Парк отлого спускался к реке, и вскоре высокая стена, вся увитая плющом и диким виноградом и потому походившая скорее на живую изгородь, скрыла дом от глаз путешественника.

– Я знаю, что вы сами дрались на дуэли, и знаю, что вы отнюдь не злодей, – снова заговорил Монк. – А вот я не представляю себе, как можно убить человека даже при самой лютой ненависти.

– Да я ведь и не хотел убивать, – отозвался Форэн. – Если быть точным, я хотел, чтобы он убил меня. Хотел дать ему возможность меня убить. Как бы это вам объяснить? Мне нужно было показать, как много я готов поставить… Ого!
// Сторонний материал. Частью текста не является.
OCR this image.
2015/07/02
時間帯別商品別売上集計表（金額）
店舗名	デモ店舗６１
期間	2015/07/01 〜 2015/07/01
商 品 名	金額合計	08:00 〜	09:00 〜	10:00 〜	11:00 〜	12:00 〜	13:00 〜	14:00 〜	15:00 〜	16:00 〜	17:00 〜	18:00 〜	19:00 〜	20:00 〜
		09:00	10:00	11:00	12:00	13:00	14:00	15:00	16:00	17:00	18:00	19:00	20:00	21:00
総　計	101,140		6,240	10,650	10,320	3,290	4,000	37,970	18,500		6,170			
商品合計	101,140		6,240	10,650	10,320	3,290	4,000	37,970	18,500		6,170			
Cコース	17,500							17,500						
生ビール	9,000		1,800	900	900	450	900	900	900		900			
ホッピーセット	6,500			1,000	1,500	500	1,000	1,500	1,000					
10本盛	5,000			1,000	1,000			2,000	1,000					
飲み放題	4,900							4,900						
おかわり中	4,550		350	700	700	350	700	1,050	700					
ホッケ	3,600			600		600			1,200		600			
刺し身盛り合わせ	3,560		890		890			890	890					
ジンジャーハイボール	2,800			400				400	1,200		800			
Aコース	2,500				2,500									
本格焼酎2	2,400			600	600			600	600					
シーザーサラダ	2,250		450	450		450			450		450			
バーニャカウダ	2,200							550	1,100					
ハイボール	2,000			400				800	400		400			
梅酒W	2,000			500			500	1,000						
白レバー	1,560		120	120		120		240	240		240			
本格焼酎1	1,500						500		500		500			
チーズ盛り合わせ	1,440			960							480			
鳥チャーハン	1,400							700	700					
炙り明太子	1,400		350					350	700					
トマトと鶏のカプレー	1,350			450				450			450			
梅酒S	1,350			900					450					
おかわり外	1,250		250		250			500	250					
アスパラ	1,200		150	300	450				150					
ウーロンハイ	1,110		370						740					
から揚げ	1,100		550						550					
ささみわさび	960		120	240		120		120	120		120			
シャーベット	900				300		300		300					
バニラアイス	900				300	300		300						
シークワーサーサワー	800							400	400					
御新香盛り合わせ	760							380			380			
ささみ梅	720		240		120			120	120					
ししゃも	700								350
Это еще что такое?

На увитой плющом стене появился человек, поднявшийся черным силуэтом на фоне утреннего неба, так что лица его они разглядеть не могли, но тем отчетливее была его отчаянная поза. Мгновение спустя он соскочил со стены и, протягивая руки, преградил им дорогу.

– Нет ли доктора? – крикнул неизвестный. – Все равно помогите – человека убили!

Теперь они разглядели его. Это был худощавый молодой человек с черными волосами и в черном платье, надо полагать – всегда безупречно одетый, так как сейчас особенно был заметен некоторый беспорядок в его костюме. Длинная прядь прямых черных волос спадала ему на глаза, а одна из светло-желтых перчаток была разорвана.

– Человека убили? – переспросил Монк. – Как убили?

Рука в желтой перчатке горестно взметнулась.

– О, старая история! – воскликнул молодой человек. – Слишком много вина, слишком много слов, а наутро развязка. Но, бог свидетель, мы не думали, что дело зайдет так далеко.

Одним из тех молниеносных движений, которые прятались где-то за его суховатой сдержанностью, Форэн уже вскочил на невысокую стену и теперь стоял наверху; его друг англичанин последовал за ним с неменьшим проворством, хотя и с большей безучастностью. То, что они увидели, сразу все им объяснило: это был жестокий, но очень меткий комментарий к их давнему спору.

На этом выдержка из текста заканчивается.